Nunca amé a mi esposa y siempre se lo dije: la culpa no era de ella vivíamos bien.
Me llamo Javier Mendoza y vivo en Toledo, donde los recuerdos de tiempos difíciles aún pesan en el aire. Nunca amé a mi mujer, Lucía, y se lo confesé con una crudeza que me quemaba por dentro. No era culpa suya nunca armó escándalos, nunca me reprochó nada, era cariñosa, atenta, casi una santa. Pero mi corazón seguía frío, como el Tajo en enero. No había amor, y esa ausencia me devoraba en silencio.
Cada mañana despertaba con el mismo pensamiento: irme. Soñaba con una mujer que encendiera fuego en mí, que me quitara el aliento. Pero el destino me jugó una mala pasada y lo revolvió todo. Lucía era cómoda como un sillón viejo. Cuidaba la casa a la perfección, era hermosa, y mis amigos me decían: «¿Dónde la encontraste, afortunado?». Ni yo entendía por qué merecía su lealtad. Un hombre corriente, sin méritos, y ella me amaba como si fuera su universo entero. ¿Cómo era posible?

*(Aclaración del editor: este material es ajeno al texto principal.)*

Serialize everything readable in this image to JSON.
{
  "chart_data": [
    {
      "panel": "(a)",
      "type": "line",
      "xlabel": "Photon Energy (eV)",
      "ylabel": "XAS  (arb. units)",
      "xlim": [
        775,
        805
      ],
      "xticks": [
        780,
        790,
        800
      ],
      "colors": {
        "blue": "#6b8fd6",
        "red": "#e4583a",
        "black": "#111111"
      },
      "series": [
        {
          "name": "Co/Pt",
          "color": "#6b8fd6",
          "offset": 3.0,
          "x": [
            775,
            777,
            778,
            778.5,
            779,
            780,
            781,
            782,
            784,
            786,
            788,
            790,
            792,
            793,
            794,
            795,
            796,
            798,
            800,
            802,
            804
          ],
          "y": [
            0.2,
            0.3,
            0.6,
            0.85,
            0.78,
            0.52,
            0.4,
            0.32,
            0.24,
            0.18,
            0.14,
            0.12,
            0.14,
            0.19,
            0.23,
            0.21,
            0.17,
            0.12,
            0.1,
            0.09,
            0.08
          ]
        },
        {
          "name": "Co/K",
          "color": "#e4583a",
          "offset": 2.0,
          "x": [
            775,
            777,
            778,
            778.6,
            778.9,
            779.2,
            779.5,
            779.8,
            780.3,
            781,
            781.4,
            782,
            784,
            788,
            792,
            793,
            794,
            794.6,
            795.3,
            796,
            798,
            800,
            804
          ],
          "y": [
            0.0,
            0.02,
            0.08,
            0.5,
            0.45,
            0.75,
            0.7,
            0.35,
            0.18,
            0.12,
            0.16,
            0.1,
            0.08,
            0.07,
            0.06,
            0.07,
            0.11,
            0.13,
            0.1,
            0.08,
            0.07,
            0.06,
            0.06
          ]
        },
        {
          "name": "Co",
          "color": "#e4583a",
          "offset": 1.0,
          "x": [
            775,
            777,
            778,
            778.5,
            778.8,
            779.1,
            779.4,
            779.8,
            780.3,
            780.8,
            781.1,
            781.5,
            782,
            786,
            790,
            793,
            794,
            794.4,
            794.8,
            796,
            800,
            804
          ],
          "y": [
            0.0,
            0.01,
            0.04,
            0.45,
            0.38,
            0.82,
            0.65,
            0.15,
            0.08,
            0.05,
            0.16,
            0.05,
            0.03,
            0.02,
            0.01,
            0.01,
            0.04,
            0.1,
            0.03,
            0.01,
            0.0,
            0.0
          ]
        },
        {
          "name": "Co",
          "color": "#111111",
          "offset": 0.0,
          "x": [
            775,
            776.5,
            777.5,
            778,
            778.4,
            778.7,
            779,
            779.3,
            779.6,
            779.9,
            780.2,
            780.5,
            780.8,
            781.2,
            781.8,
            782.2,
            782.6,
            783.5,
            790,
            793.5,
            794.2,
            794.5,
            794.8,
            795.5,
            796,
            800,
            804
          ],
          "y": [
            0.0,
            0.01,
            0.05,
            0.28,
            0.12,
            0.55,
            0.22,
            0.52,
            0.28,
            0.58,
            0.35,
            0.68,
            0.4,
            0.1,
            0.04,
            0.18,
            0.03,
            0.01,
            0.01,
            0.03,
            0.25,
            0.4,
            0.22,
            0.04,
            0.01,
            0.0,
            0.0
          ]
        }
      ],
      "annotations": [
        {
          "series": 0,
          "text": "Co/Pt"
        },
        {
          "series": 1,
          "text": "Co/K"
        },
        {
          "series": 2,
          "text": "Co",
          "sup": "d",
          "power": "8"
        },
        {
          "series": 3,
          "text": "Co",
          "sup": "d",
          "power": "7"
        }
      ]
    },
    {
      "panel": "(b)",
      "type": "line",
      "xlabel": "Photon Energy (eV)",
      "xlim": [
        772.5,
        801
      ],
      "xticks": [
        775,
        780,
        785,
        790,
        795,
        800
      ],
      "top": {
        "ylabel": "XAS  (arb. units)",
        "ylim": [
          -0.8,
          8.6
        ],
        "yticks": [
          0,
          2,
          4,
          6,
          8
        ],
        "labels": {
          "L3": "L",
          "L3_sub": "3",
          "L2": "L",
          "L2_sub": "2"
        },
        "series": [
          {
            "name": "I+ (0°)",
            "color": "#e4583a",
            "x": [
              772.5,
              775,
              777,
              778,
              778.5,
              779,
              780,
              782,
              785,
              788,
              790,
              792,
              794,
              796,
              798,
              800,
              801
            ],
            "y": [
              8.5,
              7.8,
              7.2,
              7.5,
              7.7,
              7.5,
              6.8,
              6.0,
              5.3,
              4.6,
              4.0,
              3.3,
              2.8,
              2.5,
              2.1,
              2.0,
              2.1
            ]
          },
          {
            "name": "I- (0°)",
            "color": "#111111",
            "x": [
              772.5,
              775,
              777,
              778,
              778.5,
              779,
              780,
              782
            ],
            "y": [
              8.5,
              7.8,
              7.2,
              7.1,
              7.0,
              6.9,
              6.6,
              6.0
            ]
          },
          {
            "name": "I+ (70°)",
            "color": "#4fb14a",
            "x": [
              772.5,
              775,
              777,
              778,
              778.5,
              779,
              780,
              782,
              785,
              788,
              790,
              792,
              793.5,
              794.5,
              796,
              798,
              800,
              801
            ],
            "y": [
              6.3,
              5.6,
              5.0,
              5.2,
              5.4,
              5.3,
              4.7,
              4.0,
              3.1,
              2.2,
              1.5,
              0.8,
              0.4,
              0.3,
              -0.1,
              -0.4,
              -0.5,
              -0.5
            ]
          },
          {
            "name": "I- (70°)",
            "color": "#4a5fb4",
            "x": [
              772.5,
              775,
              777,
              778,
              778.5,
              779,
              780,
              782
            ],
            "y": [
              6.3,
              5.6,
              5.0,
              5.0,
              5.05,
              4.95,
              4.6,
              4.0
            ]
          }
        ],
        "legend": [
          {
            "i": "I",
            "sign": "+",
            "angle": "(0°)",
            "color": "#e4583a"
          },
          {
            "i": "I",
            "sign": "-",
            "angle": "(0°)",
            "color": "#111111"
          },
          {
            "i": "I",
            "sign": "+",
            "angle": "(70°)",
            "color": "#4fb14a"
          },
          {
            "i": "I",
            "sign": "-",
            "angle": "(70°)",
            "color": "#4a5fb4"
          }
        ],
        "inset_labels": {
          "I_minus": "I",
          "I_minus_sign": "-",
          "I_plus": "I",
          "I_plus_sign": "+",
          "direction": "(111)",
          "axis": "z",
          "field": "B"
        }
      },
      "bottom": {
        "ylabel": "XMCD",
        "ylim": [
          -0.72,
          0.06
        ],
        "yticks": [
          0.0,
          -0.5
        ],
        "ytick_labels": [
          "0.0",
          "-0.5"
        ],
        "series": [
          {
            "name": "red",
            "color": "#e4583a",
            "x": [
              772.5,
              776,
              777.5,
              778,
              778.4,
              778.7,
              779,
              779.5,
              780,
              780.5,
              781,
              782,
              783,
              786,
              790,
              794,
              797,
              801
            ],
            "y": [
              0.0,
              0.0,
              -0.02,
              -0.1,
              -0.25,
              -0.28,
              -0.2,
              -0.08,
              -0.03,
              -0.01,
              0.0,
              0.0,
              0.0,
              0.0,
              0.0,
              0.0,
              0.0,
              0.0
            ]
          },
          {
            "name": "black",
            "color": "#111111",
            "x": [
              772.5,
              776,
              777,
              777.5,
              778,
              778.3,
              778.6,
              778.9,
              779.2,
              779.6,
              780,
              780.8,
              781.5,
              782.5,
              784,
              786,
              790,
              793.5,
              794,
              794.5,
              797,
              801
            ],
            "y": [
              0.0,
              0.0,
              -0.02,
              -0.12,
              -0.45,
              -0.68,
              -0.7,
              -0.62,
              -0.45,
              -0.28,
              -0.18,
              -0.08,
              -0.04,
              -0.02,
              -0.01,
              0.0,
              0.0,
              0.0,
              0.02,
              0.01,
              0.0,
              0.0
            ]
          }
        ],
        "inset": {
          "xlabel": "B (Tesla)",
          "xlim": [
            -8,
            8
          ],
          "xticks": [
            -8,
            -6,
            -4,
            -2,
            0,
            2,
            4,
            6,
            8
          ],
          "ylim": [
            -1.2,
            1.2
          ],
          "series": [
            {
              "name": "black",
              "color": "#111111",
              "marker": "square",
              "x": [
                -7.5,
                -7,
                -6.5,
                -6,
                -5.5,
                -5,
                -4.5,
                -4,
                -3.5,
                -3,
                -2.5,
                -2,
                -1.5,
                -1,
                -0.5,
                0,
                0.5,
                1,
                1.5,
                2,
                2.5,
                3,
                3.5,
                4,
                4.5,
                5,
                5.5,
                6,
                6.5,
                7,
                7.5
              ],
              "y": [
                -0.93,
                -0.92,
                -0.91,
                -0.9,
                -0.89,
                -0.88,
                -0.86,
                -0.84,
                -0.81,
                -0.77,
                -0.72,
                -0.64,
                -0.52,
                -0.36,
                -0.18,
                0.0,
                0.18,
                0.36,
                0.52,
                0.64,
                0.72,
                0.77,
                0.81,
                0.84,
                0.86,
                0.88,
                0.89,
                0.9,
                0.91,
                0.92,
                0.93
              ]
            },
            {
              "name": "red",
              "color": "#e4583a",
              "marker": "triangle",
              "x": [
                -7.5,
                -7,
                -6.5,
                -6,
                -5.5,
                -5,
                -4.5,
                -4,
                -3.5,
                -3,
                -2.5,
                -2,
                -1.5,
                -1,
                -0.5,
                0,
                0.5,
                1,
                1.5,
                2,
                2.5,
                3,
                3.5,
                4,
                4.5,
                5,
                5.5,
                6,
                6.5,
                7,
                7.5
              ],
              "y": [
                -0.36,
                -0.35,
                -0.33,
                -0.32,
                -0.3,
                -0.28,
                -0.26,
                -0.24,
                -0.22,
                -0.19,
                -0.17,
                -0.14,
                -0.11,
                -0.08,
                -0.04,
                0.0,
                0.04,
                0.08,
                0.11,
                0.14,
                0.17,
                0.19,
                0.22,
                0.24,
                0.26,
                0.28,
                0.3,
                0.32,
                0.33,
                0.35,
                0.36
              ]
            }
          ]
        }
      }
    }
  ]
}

Su amor me ahogaba. Y peor aún era imaginarla con otro. Alguien más exitoso, más guapo, más rico alguien que valorara lo que yo no veía. Cuando la visualizaba en brazos ajenos, me consumía una rabia ciega. Ella era mía aunque nunca la hubiera amado. Ese instinto de posesión era más fuerte que yo, más fuerte que la razón. ¿Pero se puede vivir toda una vida junto a alguien por quien el corazón no late? Creí que sí, pero me equivocaba una tormenta crecía dentro de mí y no podía detenerla.
«Se lo diré mañana», decidí al acostarme. Por la mañana, con el café entre las manos, reuní valor. «Lucía, siéntate, hay que hablar», dije, clavando la mirada en sus ojos serenos. «Claro, cariño, ¿qué pasa?», respondió ella, dulce como siempre. «Imagina que nos divorciamos. Que me voy, que vivimos separados». Se rió, como si fuera una broma: «¡Qué cosas dices! ¿Esto es algún juego?». «Escucha, hablo en serio», la interrumpí. «Bueno, supongamos que sí. ¿Y entonces?», preguntó, aún sonriente. «Dime la verdad: ¿encontrarías a alguien si me marcho?». Se quedó quieta. «Javier, ¿qué te pasa? ¿Por qué piensas eso?», dijo con un hilo de voz preocupado. «Porque no te quiero y nunca te he querido», solté, como un puñal.
Lucía palideció. «¿Qué? ¿Estás bromeando? No entiendo». «Quiero irme, pero la idea de verte con otro me vuelve loco», admití, con la voz quebrada. Guardó silencio y luego, con una calma desgarradora, contestó: «No encontraré a nadie mejor que tú, no te preocupes. Vete, me quedaré sola». «¿Lo prometes?», escapó de mis labios sin pensar. «Claro», asintió, mirándome fijo. «Espera, ¿pero adónde iré?», titubee. «¿No tienes donde quedarte?», preguntó, sorprendida. «No siempre estuvimos juntos. Supongo que me tocará quedarme cerca», murmuré, sintiendo cómo el suelo se hundía. «No te preocupes», dijo Lucía. «Tras el divorcio, vendemos el piso y nos compramos dos más pequeños». «¿En serio? No esperaba que me ayudaras tanto. ¿Por qué?», balbuceé, confundido. «Porque te quiero. Cuando se ama de verdad, no se ata con cadenas», sus palabras sonaron a sentencia final.
Pasaron meses. Nos divorciamos. Luego llegaron los rumores: Lucía mintió. Encontró a otro alto, seguro, de sonrisa fácil. El piso que heredó de su abuela ni lo mencionó. Me quedé sin nada: sin hogar, sin familia, sin fe en nadie. La traición se reveló como una puñalada, y aún escucho su voz: «Me quedaré sola». Mentira. Fría, calculadora, y yo me lo creí, como un idiota.
¿Cómo confiar en las mujeres ahora? No lo sé. Mi vida con ella era cómoda pero vacía, y ahora ni eso tengo. Estoy en una habitación alquilada, mirando la pared, reviviendo aquella conversa. Su calma, sus palabras todo fue una farsa. Mis amigos dicen: «La culpa es tuya, Javier, ¿qué esperabas?». Y tienen razón. No la amaba, pero quería atarla a mí, como un objeto. Y ella se fue, dejándome en la soledad que tanto temía. Quizá sea mi castigo por ser frío, egoísta, por no valorar su corazón. Ahora estoy solo, y el silencio duele más que su partida. ¿Qué piensan de mi error? Ni yo sé quién es el más tonto si ella o yo.